MorningWord 1/17/14: Q4 Earnings Disappointments – Giving Out Grades

by Dan January 17, 2014 9:31 am • Commentary

Considering the start to the week, with Monday’s delayed reaction to disappointing December Jobs number, I think it’s fair to say that if we closed right here (basically unchanged from last Friday’s close), that it wouldn’t be a horrible result given all the news this week.

Let’s take a quick check on the earnings front.  While the quantity of reports was minimal, the cross section of results should be wide enough for a quick report card:

– Starting with bank earnings, as they captured much of the headlines, in my opinion there were few read throughs for the broad economy aside from what appears to be stalled mortgage activity.  Those companies that have relied on trading as a driver of revenue and earnings will likely be be constrained by regulation and fewer market opportunities due to low volatility.  GRADE: B

-The retail disappointments were clearly the main event with some fairly dramatic price action in stocks like BBY and GME.  While bulls explain away the massive misses as company specific, it is our sense that the secular headwinds for bricks and mortar retailers are immense and growing for those who are squarely in AMZN’s cross hairs.  Once AMZN is done burying the big box electronic retailers, they will move on to others, oh maybe like BBBY, but their 20% decline last week was also a one off.  While there have been a couple of bright spots like Macy’s and COST’s same store sales that were not as bad as expected, investors are shooting first and asking questions later as stocks like DECK have gone from multi year highs into correction mode in just a matter of days.  Retail is the sector to watch in our opinion.  If most can’t make it in the all important holiday season, they are likely to struggle after the ol’ gift card bonanza dies down early in the new year.  GRADE:  D

-As far as industrials go, there were 2 high profile misses.  CSX missed earnings for the first time in 2 years and had cautious commentary.  Prior to yesterday’s almost 7% decline the stock had just made a new all time high.  This sort of plunge on news from an all time high is fairly troubling from a technical perspective.  And just this morning, UPS, a stock that made a new all time high on the last tick of the year in 2013, missed on their Q4 and guided the full year 2014 down by about 4%.  As such, the stock is trading down about 4% in the pre-market and now sits almost 9% from the recent highs.   GM, also a stock that was a 2013 darling, had a difficult week.  Despite announcing a quarterly dividend that will equal about a 3% yield, the company issued a less than stellar outlook for the current year.  GRADE: C

One bright spot was GE’s just released results that appear to be inline to slightly better, the conference call is ongoing, but the stock is trading down a 1.5%, so the jury is still out.

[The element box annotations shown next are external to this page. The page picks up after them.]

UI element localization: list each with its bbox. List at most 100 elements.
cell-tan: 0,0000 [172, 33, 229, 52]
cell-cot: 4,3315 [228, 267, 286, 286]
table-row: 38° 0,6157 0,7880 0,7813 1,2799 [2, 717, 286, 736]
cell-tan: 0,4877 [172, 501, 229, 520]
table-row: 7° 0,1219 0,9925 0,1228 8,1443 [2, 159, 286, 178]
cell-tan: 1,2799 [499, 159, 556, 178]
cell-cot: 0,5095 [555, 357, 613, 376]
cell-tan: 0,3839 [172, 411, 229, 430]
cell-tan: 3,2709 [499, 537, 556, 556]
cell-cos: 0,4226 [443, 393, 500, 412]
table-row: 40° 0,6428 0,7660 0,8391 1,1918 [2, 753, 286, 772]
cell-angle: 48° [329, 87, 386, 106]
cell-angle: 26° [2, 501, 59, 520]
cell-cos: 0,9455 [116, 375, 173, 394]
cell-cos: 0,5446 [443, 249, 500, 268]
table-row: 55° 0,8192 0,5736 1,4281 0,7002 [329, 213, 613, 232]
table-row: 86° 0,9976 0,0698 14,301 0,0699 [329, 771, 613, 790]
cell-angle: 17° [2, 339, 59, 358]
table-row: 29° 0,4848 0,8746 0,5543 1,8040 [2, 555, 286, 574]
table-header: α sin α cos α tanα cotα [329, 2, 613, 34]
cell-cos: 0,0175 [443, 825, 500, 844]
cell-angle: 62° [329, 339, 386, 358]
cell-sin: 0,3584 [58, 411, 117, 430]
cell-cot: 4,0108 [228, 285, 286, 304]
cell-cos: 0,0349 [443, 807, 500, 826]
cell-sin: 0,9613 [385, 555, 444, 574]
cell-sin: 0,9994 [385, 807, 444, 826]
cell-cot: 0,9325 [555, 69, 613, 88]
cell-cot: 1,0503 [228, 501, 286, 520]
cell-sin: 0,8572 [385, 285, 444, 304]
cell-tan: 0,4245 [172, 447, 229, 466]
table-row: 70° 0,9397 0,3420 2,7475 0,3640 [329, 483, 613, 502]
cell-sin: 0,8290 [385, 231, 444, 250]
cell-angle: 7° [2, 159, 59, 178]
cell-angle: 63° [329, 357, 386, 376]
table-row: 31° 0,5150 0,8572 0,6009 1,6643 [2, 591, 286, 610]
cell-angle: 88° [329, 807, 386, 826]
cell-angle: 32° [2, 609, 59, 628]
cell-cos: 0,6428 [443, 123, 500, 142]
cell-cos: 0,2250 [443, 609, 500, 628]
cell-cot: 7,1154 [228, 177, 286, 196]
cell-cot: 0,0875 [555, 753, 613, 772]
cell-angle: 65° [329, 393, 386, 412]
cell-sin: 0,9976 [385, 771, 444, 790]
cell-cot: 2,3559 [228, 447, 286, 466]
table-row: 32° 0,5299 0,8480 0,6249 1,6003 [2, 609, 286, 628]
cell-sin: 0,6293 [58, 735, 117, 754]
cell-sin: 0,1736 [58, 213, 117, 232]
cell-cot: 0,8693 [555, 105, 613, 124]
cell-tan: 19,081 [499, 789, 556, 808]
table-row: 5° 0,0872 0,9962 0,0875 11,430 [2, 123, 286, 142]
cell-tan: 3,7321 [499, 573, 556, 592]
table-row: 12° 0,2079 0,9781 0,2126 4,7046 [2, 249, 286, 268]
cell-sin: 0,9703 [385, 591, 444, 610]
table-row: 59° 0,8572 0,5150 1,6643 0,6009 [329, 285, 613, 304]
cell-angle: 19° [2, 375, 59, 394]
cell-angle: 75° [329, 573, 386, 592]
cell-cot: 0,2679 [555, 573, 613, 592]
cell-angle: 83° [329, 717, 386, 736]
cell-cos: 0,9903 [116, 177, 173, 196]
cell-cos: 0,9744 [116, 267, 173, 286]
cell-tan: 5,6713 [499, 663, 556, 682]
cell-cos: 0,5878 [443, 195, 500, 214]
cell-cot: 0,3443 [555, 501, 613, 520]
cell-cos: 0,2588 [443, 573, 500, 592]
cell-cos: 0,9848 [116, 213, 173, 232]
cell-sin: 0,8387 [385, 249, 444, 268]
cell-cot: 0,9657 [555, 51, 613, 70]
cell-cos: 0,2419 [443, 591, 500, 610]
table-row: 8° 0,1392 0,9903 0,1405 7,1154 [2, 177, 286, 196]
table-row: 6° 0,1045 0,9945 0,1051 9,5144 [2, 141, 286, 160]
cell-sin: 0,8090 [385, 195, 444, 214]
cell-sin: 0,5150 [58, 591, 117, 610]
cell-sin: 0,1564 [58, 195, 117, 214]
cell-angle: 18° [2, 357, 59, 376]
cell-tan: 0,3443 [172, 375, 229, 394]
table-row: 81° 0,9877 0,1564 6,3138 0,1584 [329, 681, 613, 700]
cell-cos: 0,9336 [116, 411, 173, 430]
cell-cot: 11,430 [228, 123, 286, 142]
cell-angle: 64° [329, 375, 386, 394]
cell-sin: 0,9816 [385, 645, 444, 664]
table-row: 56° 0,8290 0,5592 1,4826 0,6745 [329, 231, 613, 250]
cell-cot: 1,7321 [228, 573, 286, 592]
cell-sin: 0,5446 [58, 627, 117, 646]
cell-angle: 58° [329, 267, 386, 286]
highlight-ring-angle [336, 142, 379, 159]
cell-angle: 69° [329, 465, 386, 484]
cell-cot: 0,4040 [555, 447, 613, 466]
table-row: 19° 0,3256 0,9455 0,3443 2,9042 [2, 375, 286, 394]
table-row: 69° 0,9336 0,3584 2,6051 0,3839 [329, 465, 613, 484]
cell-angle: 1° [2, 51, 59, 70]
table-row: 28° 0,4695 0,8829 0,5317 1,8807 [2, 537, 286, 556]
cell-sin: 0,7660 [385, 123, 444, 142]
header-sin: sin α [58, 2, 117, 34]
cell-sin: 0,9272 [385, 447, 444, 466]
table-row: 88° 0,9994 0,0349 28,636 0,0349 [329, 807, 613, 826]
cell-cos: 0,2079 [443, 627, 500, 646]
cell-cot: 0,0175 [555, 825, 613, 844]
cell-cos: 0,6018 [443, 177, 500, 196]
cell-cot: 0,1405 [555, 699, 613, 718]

-On the tech front, INTC was really the first large cap report.  The chipmaker reported last night, and came in a penny light of consensus while offering a mildly cautious outlook.  The stock is trading down about 4% in the pre-market, basically inline with the implied move from the options market.  Given what we felt were heightened expectations heading into the print, this action on the news is not that surprising.  3D stocks were actually one sector that was weaker, after poor guidance from SSYS and XONE, though the stocks held up better than we would have expected after such news on momentum names.  GRADE: C+

While this purely anecdotal grading system is from a small sample, I think it would be a tad premature to extrapolate too much, yet, to the remaining 450 plus S&P 500 companies yet to report Q4 results, I would suggest that with the S&P just a hair off of the all time highs, earnings season is not exactly off to a fantastic start.  Now I wasn’t exactly a bookworm is schooled but if I brought home a report card that looked like the one above, lets just say my extracurricular activities might have come under some pressure.

The heart of earnings season kicks off next week.  Some of the highlights include JNJ, VZ, DAL, HAL, TXN, XLNX, IBM, ABT, GD, UTX, COH, NFLX, EBAY, FCX, JCI, MCD, UNP, SBUX, JNPR, MSFT and PG.  With more mega caps reporting, we’ll get a better sense of whether these initial trends are the real deal or just a false signal from a few outliers.